Subsequent revisions of Kirby have reinterpreted the fundamental conflict of the Fourth World along very different lines: Jim Starlin's Cosmic Odyssey, for instance, interpreted Anti-Life as a malevolent, sentient force, while J.M. DeMatteis' Forever People revival made Kirby's heroes champions of order over chaos. Neither one of these revampings is satisfactory, and in fact the cosmology imposed by DeMatteis is exactly wrong: in Kirby's Fourth World books, Darkseid did not represent chaos but order - suffocating order, robbing its subjects of choice and therefore life. Granted, Darkseid and his minions evoked chaos in their assaults on Earth, but with one ultimate aim: to ferret out the secret of Anti-Life and thus dominate all living things. In sharp contrast, characters such as the Forever People and Mister Miracle represented the possibility of radical freedom (a point nicely underscored in the 1987 Mister Miracle one-shot by Mark Evanier and Steve Rude).
Tellingly, Kirby's champions are outsiders even on New Genesis - the Forever People are restless, Scott Free earthbound, and Orion too warlike to enjoy the peace of Supertown. The premise of the Fourth World requires these heroes to come to Earth: as ever, Kirby's concern is humankind, and his battleground our own backyard.
Characteristically, the heroes of New Genesis are mostly youths, representing hope, energy, and enthusiasm. Kirby's identification with kids made itself strongly felt throughout the Fourth World line, most notably in Forever People and Jimmy Olsen - which broke new ground for mainstream comics by making heroes of "hippie" characters (e.g., the Forever People themselves, or the superscientific Hairies in Jimmy Olsen, who "live in harmony with whatever and whoever they contact"). Not surprisingly, some ambivalence about youthful rebellion survives in these books - particularly in Jimmy Olsen, with its covers emphasizing generational conflict between Jimmy and Superman - yet for Kirby to create such characters as the Forever People suggests a daring and sympathetic imagination, trying to keep pace with the youth culture of the time. These youthful characters perfectly embody the idea of freedom which underlies Kirby's saga.

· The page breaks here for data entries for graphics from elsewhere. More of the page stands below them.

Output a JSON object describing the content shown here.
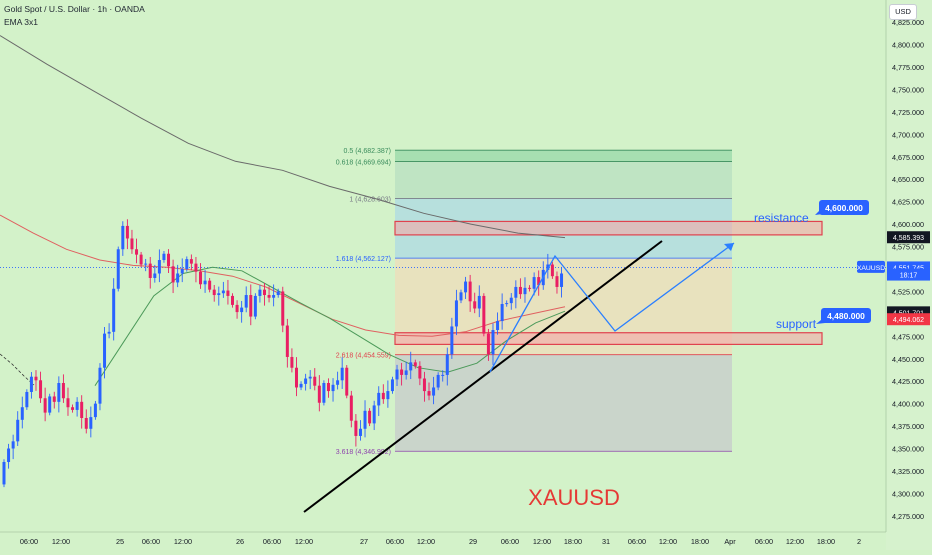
{
  "header": {
    "title": "Gold Spot / U.S. Dollar · 1h · OANDA",
    "indicator": "EMA 3x1"
  },
  "price_axis": {
    "currency_label": "USD",
    "ticks": [
      "4,825.000",
      "4,800.000",
      "4,775.000",
      "4,750.000",
      "4,725.000",
      "4,700.000",
      "4,675.000",
      "4,650.000",
      "4,625.000",
      "4,600.000",
      "4,575.000",
      "4,550.000",
      "4,525.000",
      "4,500.000",
      "4,475.000",
      "4,450.000",
      "4,425.000",
      "4,400.000",
      "4,375.000",
      "4,350.000",
      "4,325.000",
      "4,300.000",
      "4,275.000"
    ],
    "tags": [
      {
        "label": "4,585.393",
        "value": 4585.393,
        "bg": "#131722",
        "fg": "#ffffff"
      },
      {
        "label": "XAUUSD",
        "value": 4551.745,
        "bg": "#2962ff",
        "fg": "#ffffff",
        "side": "left"
      },
      {
        "label": "4,551.745",
        "value": 4551.745,
        "bg": "#2962ff",
        "fg": "#ffffff"
      },
      {
        "label": "18:17",
        "value": 4543.8,
        "bg": "#2962ff",
        "fg": "#ffffff"
      },
      {
        "label": "4,501.701",
        "value": 4501.701,
        "bg": "#131722",
        "fg": "#ffffff"
      },
      {
        "label": "4,494.062",
        "value": 4494.062,
        "bg": "#f23645",
        "fg": "#ffffff"
      }
    ]
  },
  "time_axis": {
    "ticks": [
      "06:00",
      "12:00",
      "25",
      "06:00",
      "12:00",
      "26",
      "06:00",
      "12:00",
      "27",
      "06:00",
      "12:00",
      "29",
      "06:00",
      "12:00",
      "18:00",
      "31",
      "06:00",
      "12:00",
      "18:00",
      "Apr",
      "06:00",
      "12:00",
      "18:00",
      "2"
    ]
  },
  "fib_levels": [
    {
      "ratio": "0.5",
      "value": 4682.387,
      "label": "0.5 (4,682.387)",
      "color": "#3a8c5c"
    },
    {
      "ratio": "0.618",
      "value": 4669.694,
      "label": "0.618 (4,669.694)",
      "color": "#3a8c5c"
    },
    {
      "ratio": "1",
      "value": 4628.603,
      "label": "1 (4,628.603)",
      "color": "#787b86"
    },
    {
      "ratio": "1.618",
      "value": 4562.127,
      "label": "1.618 (4,562.127)",
      "color": "#2962ff"
    },
    {
      "ratio": "2.618",
      "value": 4454.559,
      "label": "2.618 (4,454.559)",
      "color": "#e0424e"
    },
    {
      "ratio": "3.618",
      "value": 4346.992,
      "label": "3.618 (4,346.992)",
      "color": "#8e44ad"
    }
  ],
  "zones": {
    "resistance": {
      "label": "resistance",
      "value_label": "4,600.000",
      "value": 4600.0
    },
    "support": {
      "label": "support",
      "value_label": "4,480.000",
      "value": 4480.0
    }
  },
  "watermark": "XAUUSD",
  "colors": {
    "background": "#d3f2c9",
    "up": "#2962ff",
    "down": "#e91e63",
    "ema_dark": "#6a6a6a",
    "ema_green": "#4c9a5a",
    "ema_red": "#e06060",
    "zone_red": "#e0424e",
    "projection": "#2a7fff"
  },
  "chart_data": {
    "type": "candlestick",
    "title": "Gold Spot / U.S. Dollar · 1h · OANDA",
    "symbol": "XAUUSD",
    "timeframe": "1h",
    "ylim": [
      4262,
      4838
    ],
    "last_price": 4551.745,
    "x": [
      "06:00",
      "12:00",
      "25",
      "06:00",
      "12:00",
      "26",
      "06:00",
      "12:00",
      "27",
      "06:00",
      "12:00",
      "29",
      "06:00",
      "12:00"
    ],
    "closes": [
      4335,
      4350,
      4358,
      4382,
      4396,
      4413,
      4430,
      4426,
      4406,
      4390,
      4408,
      4402,
      4423,
      4406,
      4396,
      4393,
      4402,
      4384,
      4372,
      4385,
      4400,
      4440,
      4478,
      4480,
      4528,
      4572,
      4598,
      4584,
      4572,
      4566,
      4555,
      4556,
      4540,
      4545,
      4560,
      4567,
      4553,
      4535,
      4545,
      4550,
      4561,
      4556,
      4547,
      4533,
      4537,
      4527,
      4521,
      4523,
      4526,
      4520,
      4510,
      4502,
      4507,
      4521,
      4497,
      4520,
      4527,
      4521,
      4518,
      4521,
      4525,
      4487,
      4452,
      4440,
      4418,
      4422,
      4428,
      4430,
      4420,
      4401,
      4423,
      4414,
      4421,
      4426,
      4440,
      4409,
      4381,
      4364,
      4372,
      4392,
      4378,
      4398,
      4412,
      4405,
      4414,
      4427,
      4438,
      4432,
      4437,
      4446,
      4442,
      4428,
      4414,
      4409,
      4418,
      4432,
      4432,
      4455,
      4486,
      4515,
      4524,
      4536,
      4514,
      4506,
      4520,
      4478,
      4455,
      4482,
      4492,
      4511,
      4512,
      4518,
      4530,
      4522,
      4529,
      4528,
      4541,
      4532,
      4549,
      4555,
      4542,
      4530,
      4545
    ],
    "ema_lines": [
      {
        "name": "EMA 3x1",
        "values": [
          4810,
          4778,
          4748,
          4718,
          4690,
          4670,
          4660,
          4642,
          4628,
          4612,
          4600,
          4590,
          4585
        ]
      }
    ],
    "horizontal_levels": [
      4682.387,
      4669.694,
      4628.603,
      4562.127,
      4454.559,
      4346.992
    ],
    "zones": [
      {
        "name": "resistance",
        "value": 4600,
        "range": [
          4588,
          4603
        ]
      },
      {
        "name": "support",
        "value": 4480,
        "range": [
          4466,
          4479
        ]
      }
    ],
    "trendline": {
      "from": [
        0,
        4290
      ],
      "to": [
        1,
        4590
      ]
    },
    "projection_path": [
      4425,
      4568,
      4480,
      4595
    ]
  }
}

Like much of Kirby's work, the Fourth World suggests a largely untutored yet fiercely active mind, ever searching, always looking for ways to communicate grand ideas. Arguably, the Fourth World mythos was Kirby's boldest attempt to personify abstractions, to turn a battle of ideas into rip-roaring adventure. Kirby was fully engaged, heart and mind, in this effort - it's a damn shame he did not have the opportunity to see this dream through to the end while at the height of his creative powers.